И тут во мне проснулся кто-то другой, кто не мог заблудиться, нигде и никогда; даже сейчас ОН точно знал, куда надо идти — и я послушался этого голоса… нет, не голоса, но послушался. Тянуло меня туда, вот что — прочь от чертовой осины, туда, где в сплошной стене вековых стволов виднелся расширяющийся просвет… и я уже не обращал внимания на проходящие сквозь меня ветки, с удивлением отмечая, что самые тонкие прутики все же отклоняются под моим напором; я почти выбежал на открытое место — и сразу увидел прямо перед собой хутор.
Очень похожий хутор. Даже слишком. У крайней хаты на лавочке сидели трое и увлеченно беседовали, размахивая руками. Один из них был на удивление знакомый бородатый дед, а двое других…
Это были Талька и Бакс.
Я заявляю,
Что оба света для меня презренны,
И будь что будет…
В. Шекспир
…Черчек — как я успел понять, не наш фермер, а его дед или прадед — продолжал что-то говорить, Бакс время от времени понимающе кивал, Талька то и дело встревал с разными вопросами, а я сидел и смотрел на своего сына. Сын. Мой. Рядом. Живой…
Живой?
Из того, что я успел уловить из пространного рассказа старика, следовало, что все мы — покойники. И наше полупризрачное состояние это подтверждало. Значит, вот он какой — мир загробный… Ни ангелов с трубами, ни чертей с вилами. Обычный затерянный в лесу хутор, обычный бородатый дед, родственник другого деда с другого хутора, на котором мы были ТАМ. Рай или ад? Да нет, слишком примитивно — рай, ад… Кто-то правильно заметил, что «в жизни все не так, как на самом деле». Глянешь на этот хутор, на вековые сосны вокруг, на светлеющее прозрачное небо, вслушаешься в неторопливый говор старого Черчека — рай, да и только… А как вспомнишь первых встречных мужиков, радостную злобу в их глазах, поднимающуюся для удара дубину — чем не черти? Разве что малость неумелые… Да и дед, оказывается, вещает отнюдь не о райских кущах.
— …убить — не убьют, а вот избить, искалечить, поглумиться — это они запросто. Им, говорят, за это — Благодать и отдохновение души… если только она у них осталась, душа-то…
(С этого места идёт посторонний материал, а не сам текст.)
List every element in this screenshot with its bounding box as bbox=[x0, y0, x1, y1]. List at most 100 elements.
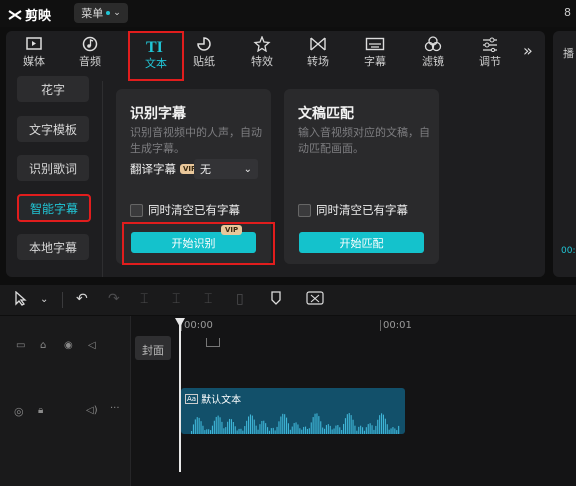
tab-filter[interactable]: 滤镜 bbox=[411, 31, 455, 79]
split-left-icon: ⌶ bbox=[172, 291, 181, 307]
tab-adjust[interactable]: 调节 bbox=[468, 31, 512, 79]
card-script-match: 文稿匹配 输入音视频对应的文稿，自动匹配画面。 同时清空已有字幕 开始匹配 bbox=[284, 89, 439, 264]
app-name: 剪映 bbox=[25, 9, 52, 24]
speaker-icon[interactable]: ◁) bbox=[86, 405, 98, 416]
tab-audio[interactable]: 音频 bbox=[68, 31, 112, 79]
audio-waveform bbox=[191, 413, 400, 434]
chevron-down-icon[interactable]: ⌄ bbox=[40, 294, 48, 305]
eye-icon[interactable]: ◉ bbox=[64, 340, 73, 351]
text-clip[interactable]: Aa 默认文本 bbox=[181, 388, 405, 434]
text-icon: TI bbox=[146, 39, 163, 54]
track-target-icon[interactable]: ◎ bbox=[14, 405, 24, 418]
split-icon: ⌶ bbox=[140, 291, 149, 307]
effects-icon bbox=[253, 36, 271, 52]
card-title: 文稿匹配 bbox=[298, 106, 354, 122]
more-options-icon[interactable]: ··· bbox=[110, 403, 120, 414]
ruler-label: 00:00 bbox=[184, 320, 213, 331]
cover-button[interactable]: 封面 bbox=[135, 336, 171, 360]
category-bar: 媒体 音频 TI 文本 贴纸 特效 转场 字幕 滤镜 调节 » bbox=[6, 31, 545, 81]
tab-label: 音频 bbox=[79, 55, 101, 68]
checkbox-label: 同时清空已有字幕 bbox=[148, 203, 240, 217]
sidebar-item-lyrics[interactable]: 识别歌词 bbox=[17, 155, 89, 181]
logo-icon bbox=[8, 9, 22, 20]
sidebar-item-label: 文字模板 bbox=[28, 122, 77, 137]
sidebar-item-label: 花字 bbox=[40, 82, 65, 97]
clear-existing-checkbox[interactable]: 同时清空已有字幕 bbox=[130, 202, 240, 218]
playhead-handle[interactable] bbox=[175, 318, 185, 327]
chevron-down-icon: ⌄ bbox=[243, 163, 252, 175]
track-visibility-icon[interactable]: ▭ bbox=[16, 340, 25, 351]
tab-subtitle[interactable]: 字幕 bbox=[353, 31, 397, 79]
adjust-icon bbox=[483, 37, 497, 52]
lock-icon[interactable]: 🔒︎ bbox=[38, 405, 43, 416]
sidebar-divider bbox=[102, 81, 103, 277]
card-description: 识别音视频中的人声，自动生成字幕。 bbox=[130, 126, 262, 155]
sticker-icon bbox=[197, 37, 211, 51]
clear-existing-checkbox[interactable]: 同时清空已有字幕 bbox=[298, 202, 408, 218]
menu-label: 菜单 bbox=[81, 7, 104, 20]
subtitle-icon bbox=[365, 37, 385, 51]
more-categories-icon[interactable]: » bbox=[523, 41, 533, 60]
cover-label: 封面 bbox=[142, 344, 164, 357]
menu-dot bbox=[106, 11, 111, 15]
redo-icon: ↷ bbox=[108, 291, 120, 307]
playhead[interactable] bbox=[179, 318, 181, 472]
translate-select[interactable]: 无 ⌄ bbox=[194, 159, 258, 179]
app-logo: 剪映 bbox=[8, 5, 51, 24]
sidebar-item-label: 识别歌词 bbox=[28, 161, 77, 176]
filter-icon bbox=[424, 36, 442, 52]
tab-label: 媒体 bbox=[23, 55, 45, 68]
translate-select-value: 无 bbox=[200, 163, 211, 176]
tab-label: 调节 bbox=[479, 55, 501, 68]
menu-button[interactable]: 菜单 ⌄ bbox=[74, 3, 128, 23]
media-icon bbox=[26, 37, 42, 50]
sidebar-item-text-template[interactable]: 文字模板 bbox=[17, 116, 89, 142]
chevron-down-icon: ⌄ bbox=[113, 8, 121, 18]
transition-icon bbox=[310, 37, 326, 51]
toolbar-divider bbox=[62, 292, 63, 308]
audio-icon bbox=[82, 36, 98, 52]
sidebar-item-label: 智能字幕 bbox=[29, 201, 78, 216]
checkbox-box[interactable] bbox=[298, 203, 311, 217]
ruler-label: 00:01 bbox=[383, 320, 412, 331]
tab-sticker[interactable]: 贴纸 bbox=[182, 31, 226, 79]
tab-transition[interactable]: 转场 bbox=[296, 31, 340, 79]
sidebar-item-smart-subtitle[interactable]: 智能字幕 bbox=[17, 194, 91, 222]
button-label: 开始匹配 bbox=[339, 236, 384, 250]
translate-label: 翻译字幕 bbox=[130, 162, 176, 176]
card-title: 识别字幕 bbox=[130, 106, 186, 122]
tab-label: 转场 bbox=[307, 55, 329, 68]
checkbox-box[interactable] bbox=[130, 203, 143, 217]
tab-text[interactable]: TI 文本 bbox=[128, 31, 184, 81]
tab-label: 文本 bbox=[145, 57, 167, 70]
player-panel: 播 00: bbox=[553, 31, 576, 277]
delete-icon: ▯ bbox=[236, 291, 244, 307]
tab-effects[interactable]: 特效 bbox=[240, 31, 284, 79]
speaker-icon[interactable]: ◁ bbox=[88, 340, 96, 351]
checkbox-label: 同时清空已有字幕 bbox=[316, 203, 408, 217]
marker-icon[interactable] bbox=[270, 291, 282, 309]
split-right-icon: ⌶ bbox=[204, 291, 213, 307]
top-right-text: 8 bbox=[564, 6, 571, 19]
track-marker bbox=[206, 338, 220, 347]
translate-row: 翻译字幕 VIP bbox=[130, 161, 200, 177]
undo-icon[interactable]: ↶ bbox=[76, 291, 88, 307]
screenshot-icon[interactable] bbox=[306, 291, 324, 309]
player-title: 播 bbox=[563, 47, 574, 60]
lock-icon[interactable]: ⌂ bbox=[40, 340, 46, 351]
tab-label: 贴纸 bbox=[193, 55, 215, 68]
tab-label: 特效 bbox=[251, 55, 273, 68]
tab-label: 滤镜 bbox=[422, 55, 444, 68]
svg-text:TI: TI bbox=[146, 39, 163, 54]
select-cursor-icon[interactable] bbox=[14, 290, 28, 310]
card-description: 输入音视频对应的文稿，自动匹配画面。 bbox=[298, 126, 430, 155]
tab-label: 字幕 bbox=[364, 55, 386, 68]
highlight-box bbox=[122, 222, 275, 265]
ruler-tick bbox=[380, 320, 381, 331]
player-time: 00: bbox=[561, 246, 576, 256]
start-match-button[interactable]: 开始匹配 bbox=[299, 232, 424, 253]
sidebar-item-local-subtitle[interactable]: 本地字幕 bbox=[17, 234, 89, 260]
sidebar-item-fancy-text[interactable]: 花字 bbox=[17, 76, 89, 102]
tab-media[interactable]: 媒体 bbox=[12, 31, 56, 79]
sidebar-item-label: 本地字幕 bbox=[28, 240, 77, 255]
— Попадись мне под руку обормот из местных задушевных, — цедит сквозь зубы постепенно закипающий Бакс, — я ему такую Благодать устрою! До полного отдохновения…
Однако, развить эту мысль до логического конца в виде всеобщего глобального побоища Баксу не удается.
— Помолчи, парень, — резко обрывает его Черчек, и Бакс, к немалому моему удивлению, послушно умолкает.
— Я бы и сам… с удовольствием… — после некоторой паузы произносит старик, словно извиняясь. — Да нельзя. Мало нас здесь. Перебьют всех. Они б и раньше перебили — только тогда измываться не над кем станет. Друг дружку-то они трогать боятся — Закон Переплета у них. Так на излете шарахнет, что на всю жизнь закаешься… если жив останется, местный-то… А мы, выходит, вроде как вне закона.
…Я засомневался, задумался и окончательно потерял нить разъяснений Черчека. Ну и перестал их слушать. Слишком многое свалилось на меня в последнее время, и я, похоже, на некоторое время утратил способность переваривать новую информацию. Позже расспрошу Бакса — и сойдет. Бакс слушал старика внимательно и вполне годился для роли пересказчика.
А для меня сейчас куда важнее было то, что мой сын снова сидел рядом со мной.
Я придвинулся к нему поближе и положил руку Тальке на плечо. Он обернулся, серьезно посмотрел на меня — и улыбнулся.